Upgrading the roster now would ensure the Nets' draft pick isn't as valuable. It also allows them to improve in ways they can't during free agency.
Consider a deal like this:
- Brooklyn Nets Get: F David Lee
- Golden State Warriors Get: SG Marco Belinelli and F/C Kevin Garnett
- San Antonio Spurs Get: SF Andrei Kirilenko
Lee is owed more than $30.5 million through the end of next season and has never been more expendable to the Warriors. Not only would he thrust them into luxury tax territory in 2015-16, but he's played just seven minutes all season and they still own the league's best record.
Garnett, meanwhile, is in the last year of his deal and tracking toward retirement. Though he's often viewed as a defensive linchpin, the Nets run the equivalent of a fifth-ranked defense when he's on the bench, compared to a 23rd-ranked attack when he's in the game.

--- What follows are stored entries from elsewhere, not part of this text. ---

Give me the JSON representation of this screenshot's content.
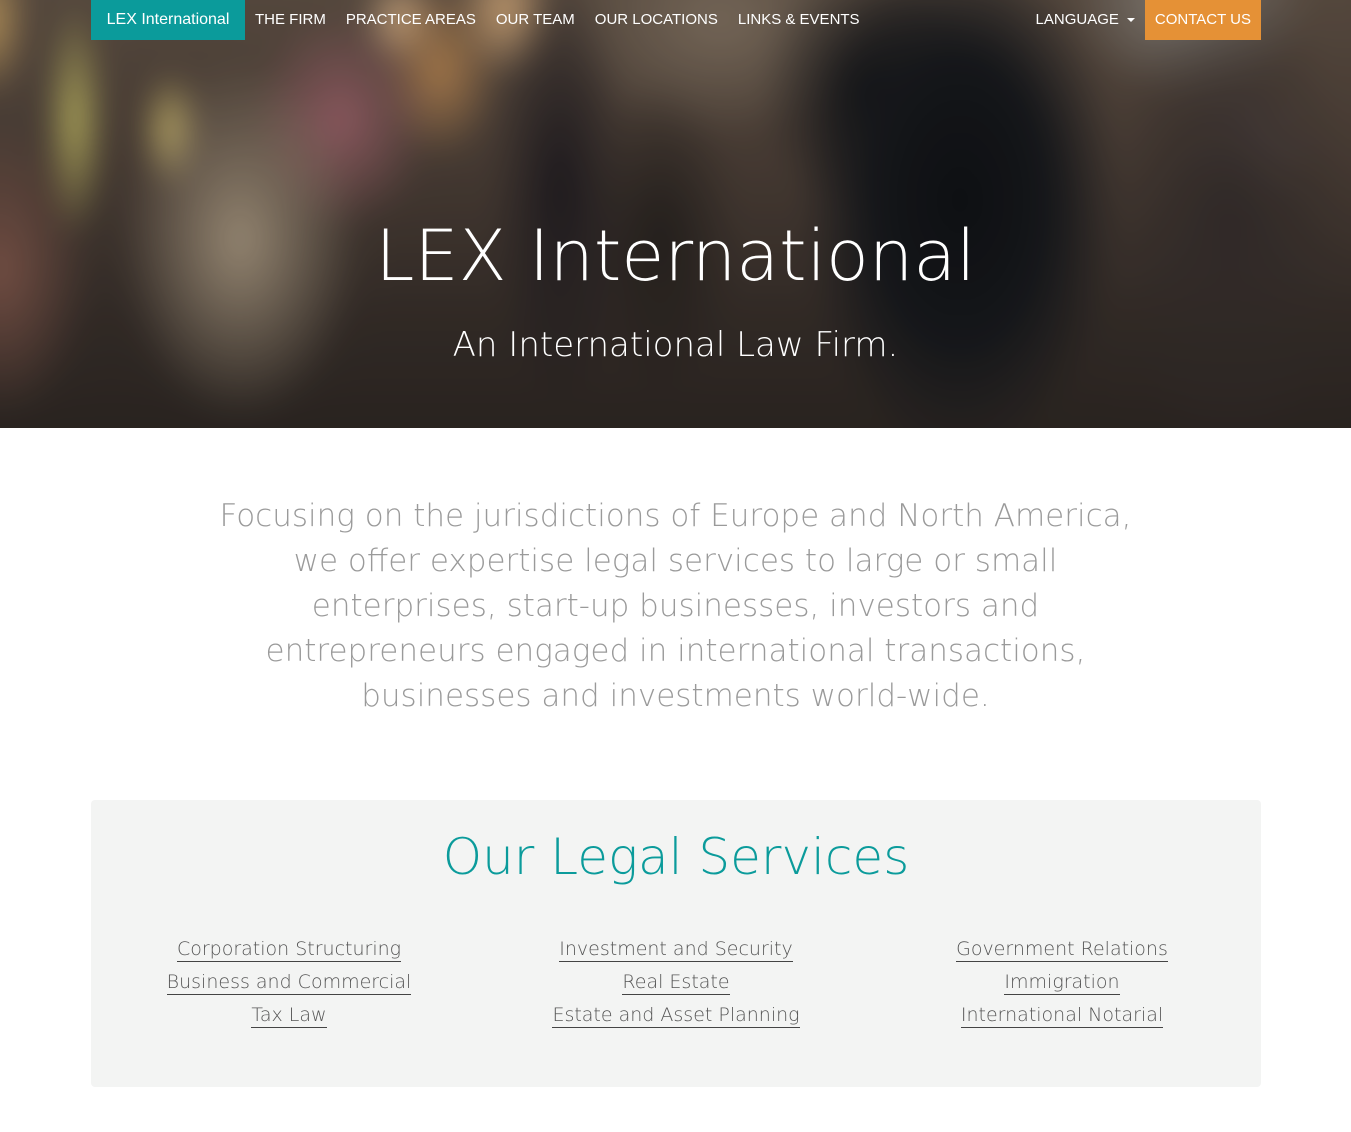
{
  "navbar": {
    "brand": "LEX International",
    "links": [
      "THE FIRM",
      "PRACTICE AREAS",
      "OUR TEAM",
      "OUR LOCATIONS",
      "LINKS & EVENTS"
    ],
    "language_label": "LANGUAGE",
    "contact_label": "CONTACT US",
    "brand_color": "#0b9b9b",
    "contact_color": "#e59136"
  },
  "hero": {
    "title": "LEX International",
    "subtitle": "An International Law Firm."
  },
  "intro": {
    "text": "Focusing on the jurisdictions of Europe and North America, we offer expertise legal services to large or small enterprises, start-up businesses, investors and entrepreneurs engaged in international transactions, businesses and investments world-wide."
  },
  "services": {
    "title": "Our Legal Services",
    "columns": [
      [
        "Corporation Structuring",
        "Business and Commercial",
        "Tax Law"
      ],
      [
        "Investment and Security",
        "Real Estate",
        "Estate and Asset Planning"
      ],
      [
        "Government Relations",
        "Immigration",
        "International Notarial"
      ]
    ]
  }
}
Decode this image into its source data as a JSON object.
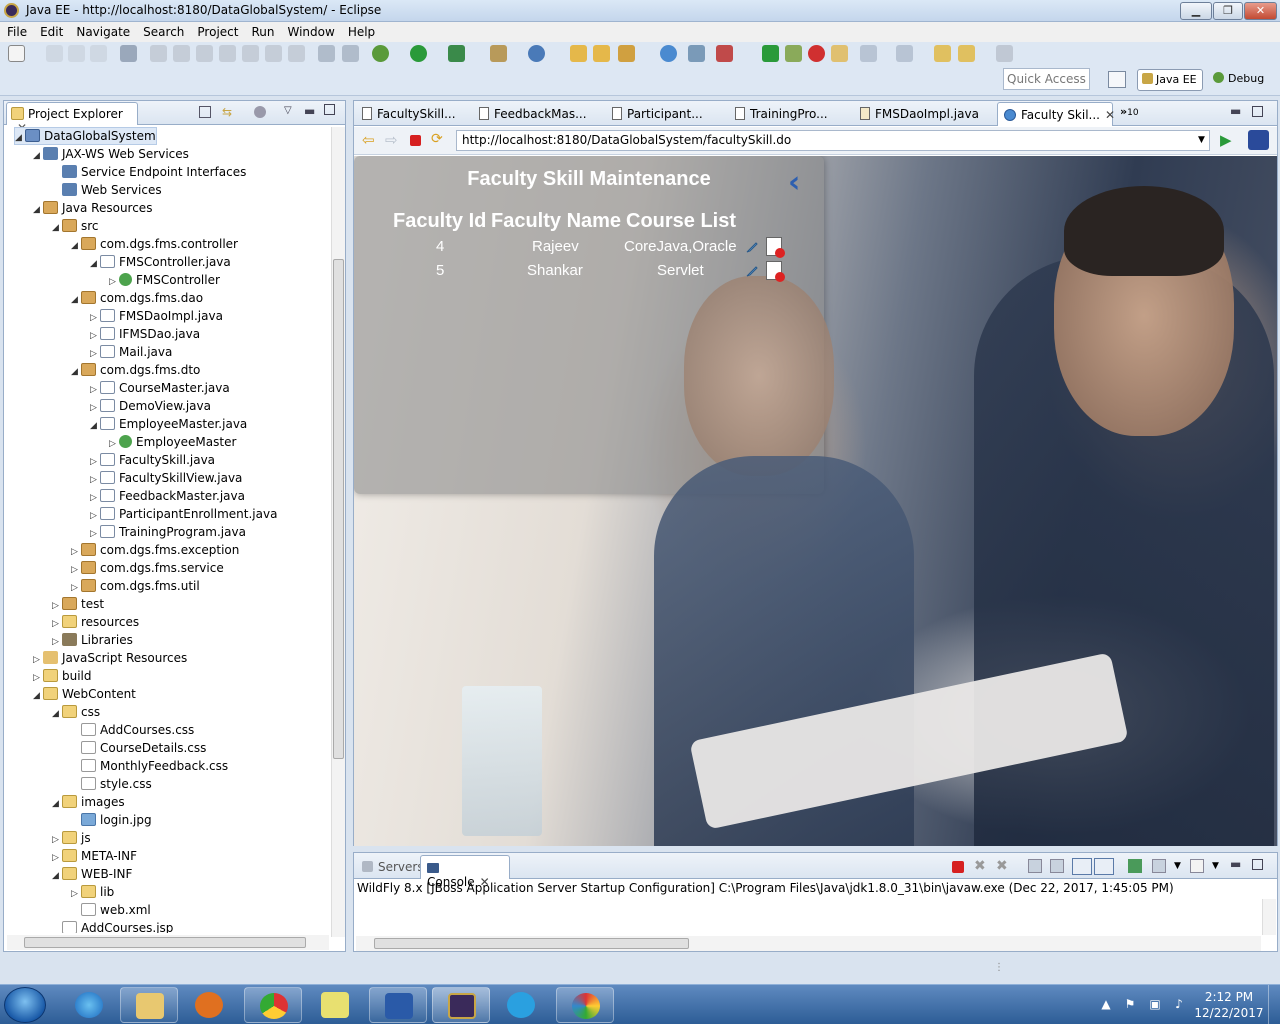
{
  "window": {
    "title": "Java EE - http://localhost:8180/DataGlobalSystem/ - Eclipse",
    "min": "▁",
    "max": "❐",
    "close": "✕"
  },
  "menu": [
    "File",
    "Edit",
    "Navigate",
    "Search",
    "Project",
    "Run",
    "Window",
    "Help"
  ],
  "toolbar": {
    "quick_access_placeholder": "Quick Access",
    "perspective_javaee": "Java EE",
    "perspective_debug": "Debug"
  },
  "project_explorer": {
    "tab_label": "Project Explorer",
    "tree": [
      {
        "label": "DataGlobalSystem",
        "indent": 0,
        "arrow": "◢",
        "icon": "ic-project",
        "selected": true
      },
      {
        "label": "JAX-WS Web Services",
        "indent": 1,
        "arrow": "◢",
        "icon": "ic-ws"
      },
      {
        "label": "Service Endpoint Interfaces",
        "indent": 2,
        "arrow": "",
        "icon": "ic-ws"
      },
      {
        "label": "Web Services",
        "indent": 2,
        "arrow": "",
        "icon": "ic-ws"
      },
      {
        "label": "Java Resources",
        "indent": 1,
        "arrow": "◢",
        "icon": "ic-pkg"
      },
      {
        "label": "src",
        "indent": 2,
        "arrow": "◢",
        "icon": "ic-pkg"
      },
      {
        "label": "com.dgs.fms.controller",
        "indent": 3,
        "arrow": "◢",
        "icon": "ic-pkg"
      },
      {
        "label": "FMSController.java",
        "indent": 4,
        "arrow": "◢",
        "icon": "ic-java"
      },
      {
        "label": "FMSController",
        "indent": 5,
        "arrow": "▷",
        "icon": "ic-class"
      },
      {
        "label": "com.dgs.fms.dao",
        "indent": 3,
        "arrow": "◢",
        "icon": "ic-pkg"
      },
      {
        "label": "FMSDaoImpl.java",
        "indent": 4,
        "arrow": "▷",
        "icon": "ic-java"
      },
      {
        "label": "IFMSDao.java",
        "indent": 4,
        "arrow": "▷",
        "icon": "ic-java"
      },
      {
        "label": "Mail.java",
        "indent": 4,
        "arrow": "▷",
        "icon": "ic-java"
      },
      {
        "label": "com.dgs.fms.dto",
        "indent": 3,
        "arrow": "◢",
        "icon": "ic-pkg"
      },
      {
        "label": "CourseMaster.java",
        "indent": 4,
        "arrow": "▷",
        "icon": "ic-java"
      },
      {
        "label": "DemoView.java",
        "indent": 4,
        "arrow": "▷",
        "icon": "ic-java"
      },
      {
        "label": "EmployeeMaster.java",
        "indent": 4,
        "arrow": "◢",
        "icon": "ic-java"
      },
      {
        "label": "EmployeeMaster",
        "indent": 5,
        "arrow": "▷",
        "icon": "ic-class"
      },
      {
        "label": "FacultySkill.java",
        "indent": 4,
        "arrow": "▷",
        "icon": "ic-java"
      },
      {
        "label": "FacultySkillView.java",
        "indent": 4,
        "arrow": "▷",
        "icon": "ic-java"
      },
      {
        "label": "FeedbackMaster.java",
        "indent": 4,
        "arrow": "▷",
        "icon": "ic-java"
      },
      {
        "label": "ParticipantEnrollment.java",
        "indent": 4,
        "arrow": "▷",
        "icon": "ic-java"
      },
      {
        "label": "TrainingProgram.java",
        "indent": 4,
        "arrow": "▷",
        "icon": "ic-java"
      },
      {
        "label": "com.dgs.fms.exception",
        "indent": 3,
        "arrow": "▷",
        "icon": "ic-pkg"
      },
      {
        "label": "com.dgs.fms.service",
        "indent": 3,
        "arrow": "▷",
        "icon": "ic-pkg"
      },
      {
        "label": "com.dgs.fms.util",
        "indent": 3,
        "arrow": "▷",
        "icon": "ic-pkg"
      },
      {
        "label": "test",
        "indent": 2,
        "arrow": "▷",
        "icon": "ic-pkg"
      },
      {
        "label": "resources",
        "indent": 2,
        "arrow": "▷",
        "icon": "ic-folder"
      },
      {
        "label": "Libraries",
        "indent": 2,
        "arrow": "▷",
        "icon": "ic-lib"
      },
      {
        "label": "JavaScript Resources",
        "indent": 1,
        "arrow": "▷",
        "icon": "ic-js"
      },
      {
        "label": "build",
        "indent": 1,
        "arrow": "▷",
        "icon": "ic-folder"
      },
      {
        "label": "WebContent",
        "indent": 1,
        "arrow": "◢",
        "icon": "ic-folder"
      },
      {
        "label": "css",
        "indent": 2,
        "arrow": "◢",
        "icon": "ic-folder"
      },
      {
        "label": "AddCourses.css",
        "indent": 3,
        "arrow": "",
        "icon": "ic-css"
      },
      {
        "label": "CourseDetails.css",
        "indent": 3,
        "arrow": "",
        "icon": "ic-css"
      },
      {
        "label": "MonthlyFeedback.css",
        "indent": 3,
        "arrow": "",
        "icon": "ic-css"
      },
      {
        "label": "style.css",
        "indent": 3,
        "arrow": "",
        "icon": "ic-css"
      },
      {
        "label": "images",
        "indent": 2,
        "arrow": "◢",
        "icon": "ic-folder"
      },
      {
        "label": "login.jpg",
        "indent": 3,
        "arrow": "",
        "icon": "ic-img"
      },
      {
        "label": "js",
        "indent": 2,
        "arrow": "▷",
        "icon": "ic-folder"
      },
      {
        "label": "META-INF",
        "indent": 2,
        "arrow": "▷",
        "icon": "ic-folder"
      },
      {
        "label": "WEB-INF",
        "indent": 2,
        "arrow": "◢",
        "icon": "ic-folder"
      },
      {
        "label": "lib",
        "indent": 3,
        "arrow": "▷",
        "icon": "ic-folder"
      },
      {
        "label": "web.xml",
        "indent": 3,
        "arrow": "",
        "icon": "ic-css"
      },
      {
        "label": "AddCourses.jsp",
        "indent": 2,
        "arrow": "",
        "icon": "ic-css"
      }
    ]
  },
  "editor": {
    "tabs": [
      {
        "label": "FacultySkill...",
        "active": false
      },
      {
        "label": "FeedbackMas...",
        "active": false
      },
      {
        "label": "Participant...",
        "active": false
      },
      {
        "label": "TrainingPro...",
        "active": false
      },
      {
        "label": "FMSDaoImpl.java",
        "active": false
      },
      {
        "label": "Faculty Skil...",
        "active": true
      }
    ],
    "overflow_count": "10",
    "url": "http://localhost:8180/DataGlobalSystem/facultySkill.do"
  },
  "page": {
    "title": "Faculty Skill Maintenance",
    "back_glyph": "‹",
    "headers": [
      "Faculty Id",
      "Faculty Name",
      "Course List"
    ],
    "rows": [
      {
        "id": "4",
        "name": "Rajeev",
        "courses": "CoreJava,Oracle"
      },
      {
        "id": "5",
        "name": "Shankar",
        "courses": "Servlet"
      }
    ]
  },
  "console": {
    "tab_servers": "Servers",
    "tab_console": "Console",
    "line": "WildFly 8.x [JBoss Application Server Startup Configuration] C:\\Program Files\\Java\\jdk1.8.0_31\\bin\\javaw.exe (Dec 22, 2017, 1:45:05 PM)"
  },
  "taskbar": {
    "time": "2:12 PM",
    "date": "12/22/2017",
    "apps": [
      "internet-explorer",
      "file-explorer",
      "media-player",
      "chrome",
      "sticky-notes",
      "word",
      "eclipse-javaee",
      "skype",
      "paint"
    ]
  },
  "colors": {
    "accent": "#2d5fb0",
    "panel_border": "#98adc8",
    "taskbar": "#2d5d96"
  }
}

Kirilenko has also fallen out of favor in Brooklyn. He hasn't played since Nov. 13, and Yahoo Sports' Adrian Wojnarowski says a trade remains possible once Kirilenko tends to a family matter in New York.

Both Kirilenko and Garnett are likely gone after this season, making them expendable. Lee is a double-double machine when healthy, not to mention a better passer than any bigs the Nets have now. He could inject life into their struggling offense.
And given the various other options—or lack thereof—acquiring a possible game-changer like him is the ideal bridge between immediate relevance and their (presumably) planned retooling efforts in less than two years.
Hardly Flexible, But Not Yet Trapped

There is no one move or even series of moves that will solve all that ails the Nets.
In the context of Eastern Conference basketball, they are not a bad team. They're a good team that's well-positioned to snag a playoff berth. But that's the light at the end of their tunnel right now. If they want to be something more than just another overpriced also-ran, they'll need to make moves, brokering deals that alleviate their financial burden or safeguard them against regression next year.
Standing in place, with this costly core, only promises more of the same—that which wasn't good enough last season, isn't good enough now and, truthfully, won't be good enough ever.
Stats courtesy of Basketball-Reference and NBA.com unless otherwise cited, and are accurate as of games played Dec. 3, 2014. Salary information via ShamSports. Draft-pick status from RealGM.